I feel that either .toString returns a constant string in which case a string would be more appropriate or the string used as key is generated dynamically in which case, this is more of a Map use case than an object use case.

Also, the consistency wouldn't be perfect. Currently o1[o2] coerces o2 into a string unconditionally while o1 at o2 would if o2 is run-time-conditionnally lacking @geti (same for @seti). In terms of use, we'll see what people answer to the above question, but in o[x], x is rarely expected to be an object, while in o at x, x is expected to be an object (hopefully with @geti/@seti).

Are there default @geti/@seti for Object.prototype?

Not sure if this is necessary: what would these default implementations do?

The same thing that private symbols would do.

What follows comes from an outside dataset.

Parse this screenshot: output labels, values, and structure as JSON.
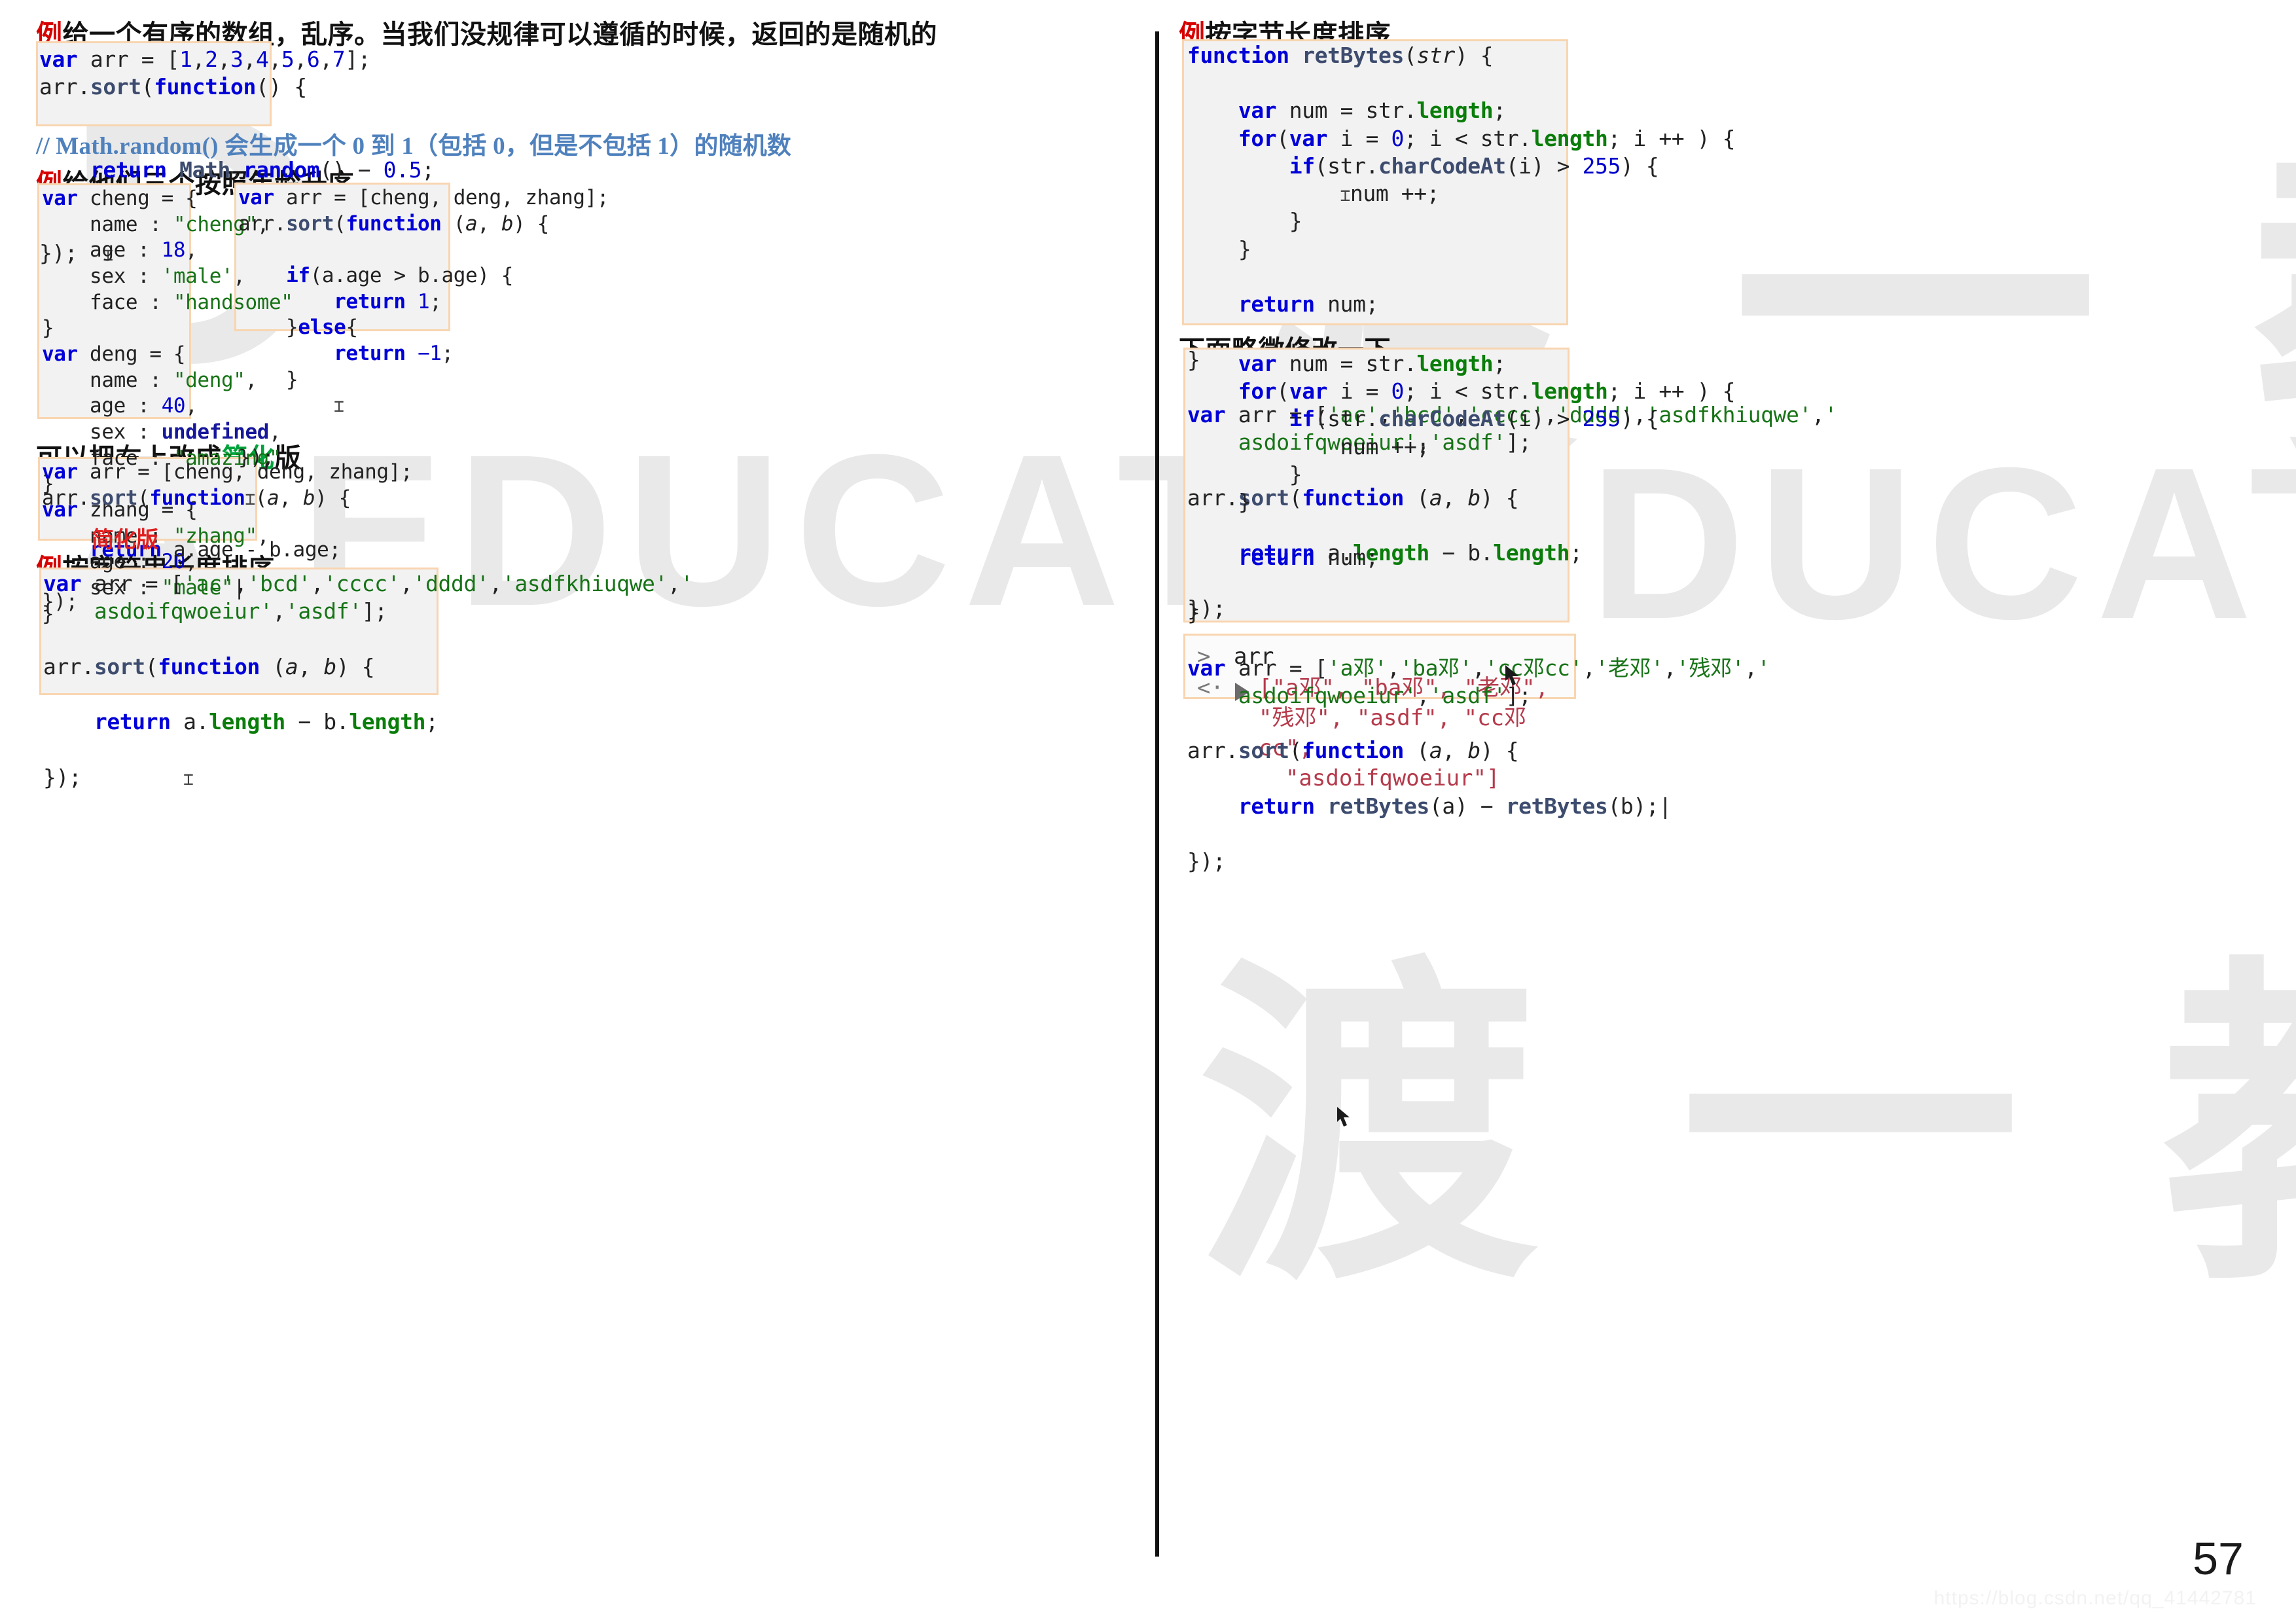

Probably just stringify their |this| value and use that as a string index. That's no different from the current fallback semantics if @geti/@seti are undefined.

I think I better understand the mismatch between what I understood and your intention. I expected relationship and the @ syntax to substitute to private symbols while it seems you "only" wanted to provide the basic mechanism that people can build on top of. Take the following example: var o = {}, r = {}, r2 = {};

 o at r = 12;
 console.log(o at r); // 12
 console.log(o at r2); // ?

With the strawman as it is and string coercion, the second console.log would log 12 giving the false impression that o and r2 "have a relationship" or "are in a relationship" (is my wording confusing? :-s). I don't believe this is a good default. A sensible Object.prototype default @geti/@seti would pretty much turn any object inheriting from Object.prototype into a private field and o at r2 would be undefined (since no value has been previously added). Of course, that's just a default. People could re-configure or shadow, etc. I feel it is a more useful default. It provides something very close to what people expect from private symbols which this strawman is aiming at replacing.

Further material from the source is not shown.